管理業務主任者は簡単に合格できる?

管理業務主任者の合格率は平均して20%近くと、かなり高い合格率です。というのも他の国家試験は、10%近くや、中には5%程といった低いものが占めている中で、これは驚異的です。
これだけ見ると、簡単に合格できそうな気がしてきますが、合格率が高いからといって試験が易しいという訳でもありません。にも拘わらず合格率が高い水準で安定している理由は何なのでしょうか。
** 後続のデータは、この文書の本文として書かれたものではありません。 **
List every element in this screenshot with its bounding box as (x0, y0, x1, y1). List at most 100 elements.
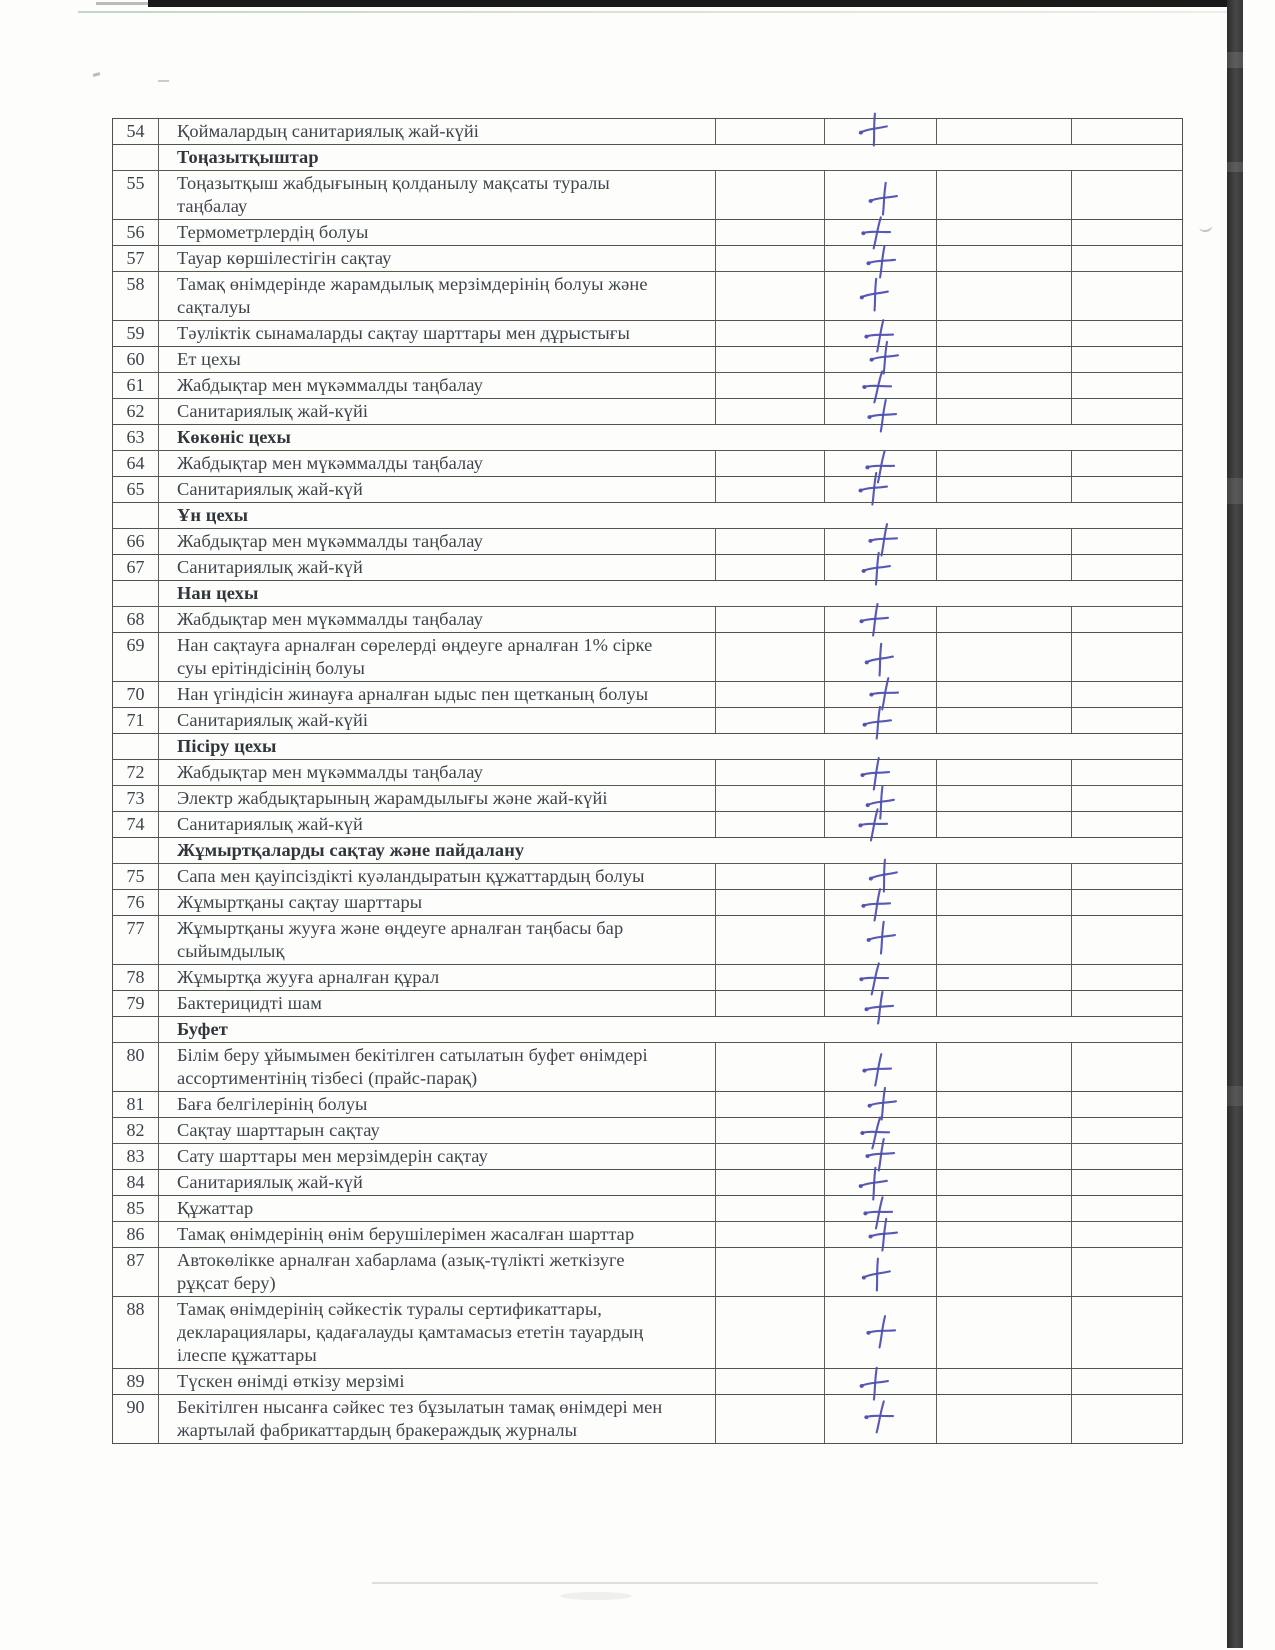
row-description-cell: Тамақ өнімдерінің сәйкестік туралы серти… (159, 1297, 716, 1368)
empty-cell (1072, 373, 1182, 398)
checkmark-cell (825, 318, 937, 352)
empty-cell (1072, 1369, 1182, 1394)
row-number-cell: 59 (113, 321, 159, 346)
row-description-cell: Жұмыртқаны сақтау шарттары (159, 890, 716, 915)
empty-cell (716, 399, 825, 424)
empty-cell (937, 220, 1072, 245)
empty-cell (1072, 451, 1182, 476)
empty-cell (1072, 477, 1182, 502)
row-number-cell: 88 (113, 1297, 159, 1368)
checkmark-cell (825, 1217, 937, 1252)
row-description-cell: Санитариялық жай-күйі (159, 399, 716, 424)
empty-cell (1072, 965, 1182, 990)
row-description-cell: Жабдықтар мен мүкәммалды таңбалау (159, 607, 716, 632)
checkmark-cell (825, 471, 937, 506)
inspection-checklist-table: 54 Қоймалардың санитариялық жай-күйі Тоңаз… (112, 112, 1183, 1444)
empty-cell (716, 991, 825, 1016)
empty-cell (1072, 321, 1182, 346)
checkmark-cell (825, 1043, 937, 1091)
table-row: 58 Тамақ өнімдерінде жарамдылық мерзімдер… (113, 271, 1182, 320)
empty-cell (937, 399, 1072, 424)
empty-cell (937, 1170, 1072, 1195)
section-title: Көкөніс цехы (177, 427, 291, 447)
empty-cell (937, 1248, 1072, 1296)
table-row: 60 Ет цехы (113, 340, 1182, 375)
empty-cell (1072, 1222, 1182, 1247)
empty-cell (1072, 682, 1182, 707)
checkmark-cell (825, 1366, 937, 1401)
plus-mark-icon (867, 1217, 898, 1252)
row-description-cell: Санитариялық жай-күй (159, 477, 716, 502)
row-number-cell: 82 (113, 1118, 159, 1143)
row-number-cell: 86 (113, 1222, 159, 1247)
section-header-row: 63 Көкөніс цехы (113, 424, 1182, 450)
scan-smudge-bottom (560, 1592, 632, 1600)
row-number-cell: 63 (113, 425, 159, 450)
empty-cell (716, 1369, 825, 1394)
checkmark-cell (825, 1137, 937, 1172)
empty-cell (716, 864, 825, 889)
empty-cell (716, 1248, 825, 1296)
checkmark-cell (825, 602, 937, 637)
plus-mark-icon (868, 181, 898, 216)
empty-cell (937, 1118, 1072, 1143)
empty-cell (1072, 812, 1182, 837)
row-number-cell: 64 (113, 451, 159, 476)
row-number-cell: 90 (113, 1395, 159, 1443)
plus-mark-icon (867, 1086, 897, 1121)
empty-cell (937, 451, 1072, 476)
empty-cell (1072, 1297, 1182, 1368)
row-number-cell: 55 (113, 171, 159, 219)
empty-cell (1072, 607, 1182, 632)
empty-cell (716, 477, 825, 502)
empty-cell (716, 812, 825, 837)
empty-cell (1072, 399, 1182, 424)
row-description-cell: Білім беру ұйымымен бекітілген сатылатын… (159, 1043, 716, 1091)
plus-mark-icon (866, 398, 897, 433)
row-number-cell: 78 (113, 965, 159, 990)
row-number-cell: 66 (113, 529, 159, 554)
empty-cell (716, 682, 825, 707)
table-row: 83 Сату шарттары мен мерзімдерін сақтау (113, 1137, 1182, 1172)
table-row: 85 Құжаттар (113, 1195, 1182, 1229)
empty-cell (716, 529, 825, 554)
table-row: 57 Тауар көршілестігін сақтау (113, 244, 1182, 279)
checkmark-cell (825, 1115, 937, 1149)
row-number-cell (113, 734, 159, 759)
checkmark-cell (825, 449, 937, 483)
table-row: 81 Баға белгілерінің болуы (113, 1086, 1182, 1121)
empty-cell (937, 633, 1072, 681)
empty-cell (716, 555, 825, 580)
empty-cell (716, 965, 825, 990)
row-number-cell: 61 (113, 373, 159, 398)
plus-mark-icon (864, 449, 895, 483)
scan-bar-right (1227, 0, 1243, 1648)
row-number-cell: 56 (113, 220, 159, 245)
plus-mark-icon (859, 1366, 889, 1401)
empty-cell (716, 321, 825, 346)
empty-cell (937, 1297, 1072, 1368)
plus-mark-icon (858, 112, 888, 147)
empty-cell (937, 786, 1072, 811)
row-number-cell: 62 (113, 399, 159, 424)
empty-cell (937, 760, 1072, 785)
empty-cell (1072, 555, 1182, 580)
checkmark-cell (825, 785, 937, 820)
checkmark-cell (825, 705, 937, 740)
empty-cell (716, 1297, 825, 1368)
table-row: 77 Жұмыртқаны жууға және өңдеуге арналған… (113, 915, 1182, 964)
table-row: 62 Санитариялық жай-күйі (113, 398, 1182, 433)
empty-cell (1072, 347, 1182, 372)
empty-cell (1072, 1144, 1182, 1169)
empty-cell (937, 555, 1072, 580)
row-description-cell: Тәуліктік сынамаларды сақтау шарттары ме… (159, 321, 716, 346)
plus-mark-icon (859, 756, 890, 791)
empty-cell (937, 682, 1072, 707)
empty-cell (1072, 119, 1182, 144)
scan-line-top (78, 11, 1236, 13)
empty-cell (1072, 529, 1182, 554)
empty-cell (716, 272, 825, 320)
empty-cell (937, 119, 1072, 144)
checkmark-cell (825, 398, 937, 433)
scan-squiggle (1198, 220, 1213, 233)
宅建主任者の資格を取得した方が、さらにステップアップとして受けることが多いことが、大きな理由の一つです。そもそも管理業務主任者の試験とは、民法や宅建業法、借地借家法など、試験範囲が重なっているところが多いのです。つまり、受験する方の知識が、高い水準にあるということが合格率を挙げている要因と言われております。

また試験が始まってから歴史が浅いということも理由の一つとして挙げられます。初年度の合格率は、驚愕の60%近い数値となっております。その翌年は30%近くまで下がり、それ以降はほぼ20%台で安定しております。その背景として、試験を実行している協会が、合格者数を上手く調整できていないことがうかがえます。
合格者数が増えれば増えるほど、管理業務主任者が増え飽和状態となってしまいます。それは一人ひとりの質が下がってしまうという懸念が生まれます。よって、ある程度合格者数が増えてくるにつれ、難易度を徐々に上げていくのではないかと予測されます。

とはいえ、ここまで合格率が高い国家資格もそうありません。もちろん油断は大敵ですが、努力すれば結果が出る可能性が高いので、調整する価値はありそうです。